- Nasza obecność w UE musi być ekwiwalentna, musi przynosić nam korzyści, a nie straty, bo przecież rezygnowaliśmy z dużej części polskiego przemysłu, z dużej części produkcji rolnej i za to dostajemy dopłaty dla rolników, za to dostajemy dopłaty w ramach Programu Spójności. Tak się rodzą pieniądze, które następnie pan Donald Tusk lekką ręką rozdaje, nie wiadomo gdzie - mówił goszczący na wojewódzkiej konwencji PiS w Bydgoszczy przed wyborami do PE wiceszef PiS.

Jak zauważył Macierewicz pieniądze z UE zamiast do Polaków "trafiają do struktur mafijnych, których źródłem są ludzie dawnej Służby Bezpieczeństwa, nomenklatury partyjnej i Wojskowych Służb Informacyjnych".

- Temu musi zostać położony kres. Wbrew pozorom UE jest dobrym miejscem, gdzie te sprawy muszą zostać podniesione. (...) Liczymy, że te sprawy zostaną tam podniesione, bo to nie jest tylko problem Polski. (...) Struktury mafijne, postkomunistyczne są strukturami, które zagrażają bezpieczeństwu całej Europy, nie tylko Polski. I dlatego ich zwalczanie musi być realizowane także w UE, także w PE - podkreślił Macierewicz, zwracając się do kandydatów do PE.

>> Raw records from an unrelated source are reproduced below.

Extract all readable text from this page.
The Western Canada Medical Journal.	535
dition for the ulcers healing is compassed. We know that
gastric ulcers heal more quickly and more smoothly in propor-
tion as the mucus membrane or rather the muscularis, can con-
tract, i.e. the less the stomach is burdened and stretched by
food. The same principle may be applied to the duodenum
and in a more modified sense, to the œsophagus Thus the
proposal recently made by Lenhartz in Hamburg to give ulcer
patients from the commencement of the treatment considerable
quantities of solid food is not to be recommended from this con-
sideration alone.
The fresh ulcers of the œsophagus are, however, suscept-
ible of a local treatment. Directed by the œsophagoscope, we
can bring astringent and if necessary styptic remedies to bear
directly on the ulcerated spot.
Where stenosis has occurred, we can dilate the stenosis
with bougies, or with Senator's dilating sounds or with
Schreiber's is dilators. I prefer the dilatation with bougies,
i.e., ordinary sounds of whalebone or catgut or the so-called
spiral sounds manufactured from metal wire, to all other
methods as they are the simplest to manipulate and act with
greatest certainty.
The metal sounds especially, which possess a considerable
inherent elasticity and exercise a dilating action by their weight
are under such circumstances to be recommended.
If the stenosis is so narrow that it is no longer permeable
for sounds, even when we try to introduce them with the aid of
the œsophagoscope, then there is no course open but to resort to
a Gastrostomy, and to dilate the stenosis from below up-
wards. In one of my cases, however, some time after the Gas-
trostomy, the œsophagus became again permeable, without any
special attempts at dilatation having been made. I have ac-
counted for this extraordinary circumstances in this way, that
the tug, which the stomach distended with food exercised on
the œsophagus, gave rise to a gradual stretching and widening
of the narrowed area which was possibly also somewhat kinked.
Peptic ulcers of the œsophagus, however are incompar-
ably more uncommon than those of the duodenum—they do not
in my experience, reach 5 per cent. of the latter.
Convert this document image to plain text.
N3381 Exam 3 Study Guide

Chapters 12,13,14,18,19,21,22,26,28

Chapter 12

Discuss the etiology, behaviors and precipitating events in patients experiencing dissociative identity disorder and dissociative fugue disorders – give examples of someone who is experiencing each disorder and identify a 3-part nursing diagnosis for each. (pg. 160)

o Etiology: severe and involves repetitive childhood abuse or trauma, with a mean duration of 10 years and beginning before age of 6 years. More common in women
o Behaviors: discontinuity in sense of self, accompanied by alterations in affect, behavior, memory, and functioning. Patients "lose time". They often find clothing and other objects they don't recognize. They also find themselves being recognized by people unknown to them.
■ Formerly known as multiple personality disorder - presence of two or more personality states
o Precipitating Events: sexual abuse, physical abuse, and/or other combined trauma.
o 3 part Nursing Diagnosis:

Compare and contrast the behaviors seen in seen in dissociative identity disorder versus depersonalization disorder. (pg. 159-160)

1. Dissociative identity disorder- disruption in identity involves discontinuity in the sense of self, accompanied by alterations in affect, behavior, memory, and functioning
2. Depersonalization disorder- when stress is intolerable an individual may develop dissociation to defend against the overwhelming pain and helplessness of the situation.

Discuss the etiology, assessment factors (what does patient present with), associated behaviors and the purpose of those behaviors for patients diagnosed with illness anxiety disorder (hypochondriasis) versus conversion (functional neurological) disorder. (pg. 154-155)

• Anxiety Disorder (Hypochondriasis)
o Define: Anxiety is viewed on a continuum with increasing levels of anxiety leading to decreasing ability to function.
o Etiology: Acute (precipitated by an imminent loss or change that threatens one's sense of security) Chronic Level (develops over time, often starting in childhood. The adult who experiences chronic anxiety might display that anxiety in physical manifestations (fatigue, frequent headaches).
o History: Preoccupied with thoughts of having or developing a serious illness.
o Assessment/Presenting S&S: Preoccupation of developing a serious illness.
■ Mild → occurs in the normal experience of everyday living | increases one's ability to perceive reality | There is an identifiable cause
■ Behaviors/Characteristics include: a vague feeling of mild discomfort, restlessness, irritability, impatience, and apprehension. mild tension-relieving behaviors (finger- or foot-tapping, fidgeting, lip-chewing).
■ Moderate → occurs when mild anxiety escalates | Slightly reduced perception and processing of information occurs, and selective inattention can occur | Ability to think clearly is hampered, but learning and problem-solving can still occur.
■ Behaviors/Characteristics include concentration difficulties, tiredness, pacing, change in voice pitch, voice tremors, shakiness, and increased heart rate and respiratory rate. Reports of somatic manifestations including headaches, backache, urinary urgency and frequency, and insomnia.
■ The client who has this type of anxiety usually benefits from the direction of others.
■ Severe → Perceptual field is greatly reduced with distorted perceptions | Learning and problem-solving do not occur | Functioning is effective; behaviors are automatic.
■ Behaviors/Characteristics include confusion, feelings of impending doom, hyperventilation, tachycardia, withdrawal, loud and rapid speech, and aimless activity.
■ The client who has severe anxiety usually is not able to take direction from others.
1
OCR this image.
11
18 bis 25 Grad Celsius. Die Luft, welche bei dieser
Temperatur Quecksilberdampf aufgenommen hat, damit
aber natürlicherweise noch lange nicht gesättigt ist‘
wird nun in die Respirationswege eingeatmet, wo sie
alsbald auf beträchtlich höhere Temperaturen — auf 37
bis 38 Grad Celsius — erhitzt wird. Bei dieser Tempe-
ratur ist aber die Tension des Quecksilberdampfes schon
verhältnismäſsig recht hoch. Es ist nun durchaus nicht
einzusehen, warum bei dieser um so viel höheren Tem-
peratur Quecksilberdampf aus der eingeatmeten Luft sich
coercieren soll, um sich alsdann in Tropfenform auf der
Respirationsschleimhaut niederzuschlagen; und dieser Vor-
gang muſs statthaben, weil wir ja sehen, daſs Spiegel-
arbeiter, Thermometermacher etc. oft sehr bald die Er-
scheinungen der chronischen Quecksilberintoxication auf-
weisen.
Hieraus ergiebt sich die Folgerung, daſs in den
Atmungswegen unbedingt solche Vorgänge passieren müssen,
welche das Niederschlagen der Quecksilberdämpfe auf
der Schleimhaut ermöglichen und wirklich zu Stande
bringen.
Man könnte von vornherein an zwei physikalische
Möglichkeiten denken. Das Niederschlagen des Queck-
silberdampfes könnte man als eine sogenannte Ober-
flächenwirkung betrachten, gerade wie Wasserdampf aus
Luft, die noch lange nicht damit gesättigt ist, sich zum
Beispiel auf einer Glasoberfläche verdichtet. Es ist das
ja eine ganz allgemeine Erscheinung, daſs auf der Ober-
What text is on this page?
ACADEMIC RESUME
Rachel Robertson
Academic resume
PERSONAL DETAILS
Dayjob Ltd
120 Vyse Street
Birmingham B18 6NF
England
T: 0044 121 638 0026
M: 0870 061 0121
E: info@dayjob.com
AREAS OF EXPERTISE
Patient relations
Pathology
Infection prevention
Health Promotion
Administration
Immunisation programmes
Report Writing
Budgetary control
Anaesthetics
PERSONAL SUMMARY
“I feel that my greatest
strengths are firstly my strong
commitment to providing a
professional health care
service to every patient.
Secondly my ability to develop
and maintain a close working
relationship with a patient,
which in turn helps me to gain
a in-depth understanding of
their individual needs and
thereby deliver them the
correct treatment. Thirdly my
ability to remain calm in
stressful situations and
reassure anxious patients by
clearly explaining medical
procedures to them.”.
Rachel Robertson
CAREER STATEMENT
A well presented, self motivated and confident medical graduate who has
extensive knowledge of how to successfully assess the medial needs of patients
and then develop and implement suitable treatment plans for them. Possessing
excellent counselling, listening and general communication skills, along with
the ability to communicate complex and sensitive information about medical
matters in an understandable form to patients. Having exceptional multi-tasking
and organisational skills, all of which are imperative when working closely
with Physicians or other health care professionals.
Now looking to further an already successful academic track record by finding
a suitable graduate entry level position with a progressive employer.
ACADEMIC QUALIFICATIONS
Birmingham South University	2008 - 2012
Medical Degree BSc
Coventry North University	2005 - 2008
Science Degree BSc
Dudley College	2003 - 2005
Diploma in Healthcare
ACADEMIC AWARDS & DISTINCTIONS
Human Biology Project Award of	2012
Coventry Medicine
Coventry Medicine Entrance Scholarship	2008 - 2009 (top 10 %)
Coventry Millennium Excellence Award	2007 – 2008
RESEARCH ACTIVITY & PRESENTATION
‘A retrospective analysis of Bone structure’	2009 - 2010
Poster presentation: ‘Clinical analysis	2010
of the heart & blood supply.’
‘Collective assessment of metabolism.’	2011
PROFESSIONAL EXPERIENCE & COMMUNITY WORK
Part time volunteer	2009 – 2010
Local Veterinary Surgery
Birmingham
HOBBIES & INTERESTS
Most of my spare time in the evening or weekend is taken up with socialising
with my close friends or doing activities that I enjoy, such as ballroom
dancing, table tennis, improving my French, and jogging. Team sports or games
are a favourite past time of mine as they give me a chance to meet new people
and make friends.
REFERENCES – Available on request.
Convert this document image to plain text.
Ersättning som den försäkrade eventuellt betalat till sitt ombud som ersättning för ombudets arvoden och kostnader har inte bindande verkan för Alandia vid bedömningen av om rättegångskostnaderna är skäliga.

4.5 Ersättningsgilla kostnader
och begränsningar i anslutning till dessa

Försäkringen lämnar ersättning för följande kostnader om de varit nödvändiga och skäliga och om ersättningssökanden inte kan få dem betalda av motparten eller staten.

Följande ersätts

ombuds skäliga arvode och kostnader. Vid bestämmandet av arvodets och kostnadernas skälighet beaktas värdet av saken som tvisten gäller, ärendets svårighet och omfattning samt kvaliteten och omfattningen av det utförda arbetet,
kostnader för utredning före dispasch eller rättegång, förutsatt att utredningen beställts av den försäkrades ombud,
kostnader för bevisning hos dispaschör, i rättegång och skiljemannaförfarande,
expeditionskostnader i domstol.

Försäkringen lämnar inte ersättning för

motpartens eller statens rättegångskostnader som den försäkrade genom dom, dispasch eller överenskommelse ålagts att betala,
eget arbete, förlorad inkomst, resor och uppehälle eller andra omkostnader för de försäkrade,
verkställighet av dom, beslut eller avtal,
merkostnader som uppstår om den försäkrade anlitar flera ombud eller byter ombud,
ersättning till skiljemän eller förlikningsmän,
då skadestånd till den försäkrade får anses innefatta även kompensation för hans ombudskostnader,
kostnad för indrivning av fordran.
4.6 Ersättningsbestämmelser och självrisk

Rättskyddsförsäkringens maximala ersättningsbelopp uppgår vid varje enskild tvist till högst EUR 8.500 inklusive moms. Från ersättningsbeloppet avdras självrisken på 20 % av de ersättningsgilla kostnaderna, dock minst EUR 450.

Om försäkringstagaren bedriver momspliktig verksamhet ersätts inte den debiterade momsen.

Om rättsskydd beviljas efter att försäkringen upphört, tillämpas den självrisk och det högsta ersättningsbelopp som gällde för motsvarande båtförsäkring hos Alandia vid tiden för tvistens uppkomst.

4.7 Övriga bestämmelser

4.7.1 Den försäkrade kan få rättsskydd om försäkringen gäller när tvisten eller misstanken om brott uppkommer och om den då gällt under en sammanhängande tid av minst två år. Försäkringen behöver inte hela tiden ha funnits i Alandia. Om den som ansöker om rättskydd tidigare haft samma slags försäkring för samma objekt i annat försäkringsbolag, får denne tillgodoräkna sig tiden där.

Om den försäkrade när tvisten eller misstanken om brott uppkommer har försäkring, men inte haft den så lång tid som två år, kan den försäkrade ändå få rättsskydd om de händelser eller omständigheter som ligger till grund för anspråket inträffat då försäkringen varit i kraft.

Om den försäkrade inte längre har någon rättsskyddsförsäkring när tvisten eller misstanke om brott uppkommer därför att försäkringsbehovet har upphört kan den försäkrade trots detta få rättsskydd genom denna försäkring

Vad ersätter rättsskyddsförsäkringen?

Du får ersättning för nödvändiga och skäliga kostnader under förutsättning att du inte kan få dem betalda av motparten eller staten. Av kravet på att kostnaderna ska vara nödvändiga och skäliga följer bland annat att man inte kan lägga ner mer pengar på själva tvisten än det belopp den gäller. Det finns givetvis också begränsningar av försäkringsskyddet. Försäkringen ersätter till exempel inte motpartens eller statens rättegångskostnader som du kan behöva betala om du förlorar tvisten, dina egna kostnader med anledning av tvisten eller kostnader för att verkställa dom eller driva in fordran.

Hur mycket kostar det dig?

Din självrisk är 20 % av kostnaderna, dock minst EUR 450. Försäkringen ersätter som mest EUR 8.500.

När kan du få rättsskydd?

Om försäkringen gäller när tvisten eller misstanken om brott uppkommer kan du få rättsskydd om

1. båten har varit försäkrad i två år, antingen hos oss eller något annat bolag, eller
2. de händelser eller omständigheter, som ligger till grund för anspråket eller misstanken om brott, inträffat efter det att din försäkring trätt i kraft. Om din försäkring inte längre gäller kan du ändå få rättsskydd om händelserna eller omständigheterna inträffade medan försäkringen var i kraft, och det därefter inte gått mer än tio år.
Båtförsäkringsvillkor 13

Macierewicz powiedział też, że przyszli posłowie do PE powinni w swojej działalności wspierać sprawy wynikające z programu PiS, którego podstawowymi kwestiami są problemy zdrowa, pracy i rodziny.

- Liczymy, że będziecie dla tych spraw pracowali, będziecie pracowali dla Polski, po to, żeby rozwiązać upokarzający nas problem gigantycznych kolejek, korupcji, niedomogów w służbie zdrowia - podkreślił polityk.